Kagetsu (Noh play) (花月 (能))
"Kagetsu" is a yukyomono (musical entertainment piece) Noh play. It describes a reunion of a hanzoku hanso (monk living as ordinary people) boy Kagetsu and his father, incorporating music and dances performed by Kagetsu.
Noh shite (main role): Kagetsu
No waki (supporting role): Shokoku ikken (taking a look at all the lands) monk (actually Kagetsu's father)
Noh kyogenkata (Actors who perform lighthearted plays that are often staged between the more serious Noh pieces): Man in front of the gate of Kiyomizu-dera Temple
Structure of the Play
The waki who has arrived at Kiyomizu-dera Temple is Zaemon, originally from Hiko-san Mountain in Tsukushi Province. He entered into priesthood in despair of the world as his seven-year-old son went missing, and is on a pilgrimage of various provinces. During his visit at Kiyomizu-dera Temple he asks a temple employee if there is anything worth seeing in the neighborhood, and is told that there is a boy (Kagetsu) in front of the gate who performs interesting music and dances. At the recommendation of the temple employee he sees the boy's dance, and realizes that the boy is his own son. Kagetsu says that he had been abducted by a Tengu (a mountain spirit with wings and a long nose) and traveled mountains of various provinces. The father and son rejoice in the reunion and together tread the path of discipline.
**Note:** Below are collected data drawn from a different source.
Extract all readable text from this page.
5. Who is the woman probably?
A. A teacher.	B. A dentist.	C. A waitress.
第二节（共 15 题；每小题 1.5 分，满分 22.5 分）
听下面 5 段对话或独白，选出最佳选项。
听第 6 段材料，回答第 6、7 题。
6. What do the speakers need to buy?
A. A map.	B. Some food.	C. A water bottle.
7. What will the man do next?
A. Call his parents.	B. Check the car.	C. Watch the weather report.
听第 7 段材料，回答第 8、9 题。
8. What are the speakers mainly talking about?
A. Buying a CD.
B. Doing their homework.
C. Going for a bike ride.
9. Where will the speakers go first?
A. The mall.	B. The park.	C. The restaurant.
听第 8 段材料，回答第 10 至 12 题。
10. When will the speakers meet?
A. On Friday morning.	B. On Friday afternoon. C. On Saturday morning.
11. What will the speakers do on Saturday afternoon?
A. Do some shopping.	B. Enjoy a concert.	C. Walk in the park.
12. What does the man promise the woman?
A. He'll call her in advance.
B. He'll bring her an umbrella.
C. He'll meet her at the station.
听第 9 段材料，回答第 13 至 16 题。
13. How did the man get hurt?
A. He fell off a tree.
Geizukushi (display all (or many) of one's repertoire)
Nanori (announcement of one's name) of Kagetsu - He claims that he is a distinguished priest of Japan by playing on words from his name (Kagetsu uses the characters 花 [ka - flower] and 月 [getsu - moon]) using various things (such as flower, gourd, confectionery, fire and fruit, all pronounced 'ka').
Kouta (a short song accompanied by shamisen) - a song on the theme of love composed in the Muromachi period that has even been included in Kanginshu (Companions for the Journey – a compilation of poems).
Yumi no dan (Noh performance featuring a bow and arrow) – Japanese bush warblers were once targeted, but the practice was suspended by Sessho-kai (the Buddhist precept of the prohibition of indiscriminately killing living things).